When people think about selling their house, there is usually only one option that comes to mind: listing it with a real estate agent.
Even as a developer plans to build a new subdivision or master plan, they generally bring on agents to start the process of pre-sale, and then list any property that doesn’t get purchased in that phase.
There are, however, many other methods to selling properties, most of which don’t require listing on the MLS or a licensed real estate agent, according to Sell My House Easy Fast (https://sellmyhouseeasyfast.com).
The benefit is that you can save a lot of money without being forced into using an MLS or similar type of system, depending on where you are located.
Who you can work with to buy your property
There are home buyer companies out there that look to purchase homes that are motivated to sell.

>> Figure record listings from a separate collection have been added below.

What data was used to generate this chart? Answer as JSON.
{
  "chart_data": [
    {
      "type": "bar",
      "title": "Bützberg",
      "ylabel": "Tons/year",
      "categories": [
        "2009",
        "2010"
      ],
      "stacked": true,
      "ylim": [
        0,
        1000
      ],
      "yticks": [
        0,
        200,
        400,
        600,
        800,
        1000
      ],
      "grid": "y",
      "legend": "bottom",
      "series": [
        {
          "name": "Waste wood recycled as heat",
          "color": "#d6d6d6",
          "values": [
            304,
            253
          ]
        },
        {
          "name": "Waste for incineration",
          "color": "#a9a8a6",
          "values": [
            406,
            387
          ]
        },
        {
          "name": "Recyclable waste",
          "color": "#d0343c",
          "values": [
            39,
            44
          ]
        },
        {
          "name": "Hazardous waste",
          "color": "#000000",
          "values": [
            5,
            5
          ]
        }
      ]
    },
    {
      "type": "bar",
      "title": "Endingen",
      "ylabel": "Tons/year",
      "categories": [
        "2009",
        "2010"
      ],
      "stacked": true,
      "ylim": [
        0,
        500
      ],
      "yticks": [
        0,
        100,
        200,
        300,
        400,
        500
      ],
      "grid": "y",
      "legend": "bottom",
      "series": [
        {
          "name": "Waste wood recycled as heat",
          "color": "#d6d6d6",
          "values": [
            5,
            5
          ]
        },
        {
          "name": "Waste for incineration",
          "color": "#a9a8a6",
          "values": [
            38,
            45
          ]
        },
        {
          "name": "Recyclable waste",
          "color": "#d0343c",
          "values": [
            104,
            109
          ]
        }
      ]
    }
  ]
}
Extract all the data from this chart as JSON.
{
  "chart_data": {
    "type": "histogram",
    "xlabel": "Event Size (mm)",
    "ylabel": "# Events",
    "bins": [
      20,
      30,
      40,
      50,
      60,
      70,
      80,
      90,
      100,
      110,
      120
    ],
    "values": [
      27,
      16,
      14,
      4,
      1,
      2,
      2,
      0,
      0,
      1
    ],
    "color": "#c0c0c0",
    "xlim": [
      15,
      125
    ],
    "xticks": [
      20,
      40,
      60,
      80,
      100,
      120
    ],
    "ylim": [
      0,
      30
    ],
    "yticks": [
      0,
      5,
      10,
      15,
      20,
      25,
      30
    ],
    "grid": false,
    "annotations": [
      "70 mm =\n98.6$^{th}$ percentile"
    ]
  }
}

The most common method that most people are familiar with is the cash offer option.
This is essentially where a company will look at the property, determine it’s value (after repairs) and how much is needed to repair the property so that it’s competitive in the market.
Then what they’ll do is subtract that from the price, and try to negotiate a deal where it comes to a total of anywhere between 50% to 80% of the retail value.
This ensures that there’s a profit margin for them when they begin work on the house and list it on the market.
The benefit to the homeowner is that they can give all cash, avoid real estate agents, cover all repairs and closing fees, and make it all happen in a short amount of time — usually 2 weeks or less.
However, this isn’t always the best option for a homeowner. Sometimes the mortgage amount is simply higher than that of the cash offer.
In situations like this, there are other methods to making sure you don’t have to pay for a property any more, or can even maximize the amount that you ultimately receive with the sale of the home.
One such option to consider would be seller financing.
This is where you, the homeowner, agrees to take on payments from the buyer for a certain amount of time, often between 2 and 5 years.
The buyer pays monthly payments that will go 100% to principal and then at the end of the term they will pay the remaining balance and the deed goes to them.
This method will usually get you over 80% of the total value, and sometimes even over 100%, so you end up making more over time.
Another method is the lease-option. This is where you take on a tenant-buyer — the tenant pays you rent for a term, some of which may get credited to the ending purchase price, and then they have an option to purchase after a certain amount of time.
If they purchase, then great, you’ve received your desired price. If they don’t, then you can find someone else to be your tenant-buyer. You just made rent, kept their lease-option consideration, and get to do it all over again — while someone else paid for your expenses.
These are just three of the ways that a home buyer company can purchase your home, relieving you of bleeding money if it’s a vacant property, or simply taking it off your hands so you don’t have to deal with it if you’re some sort of financial strain.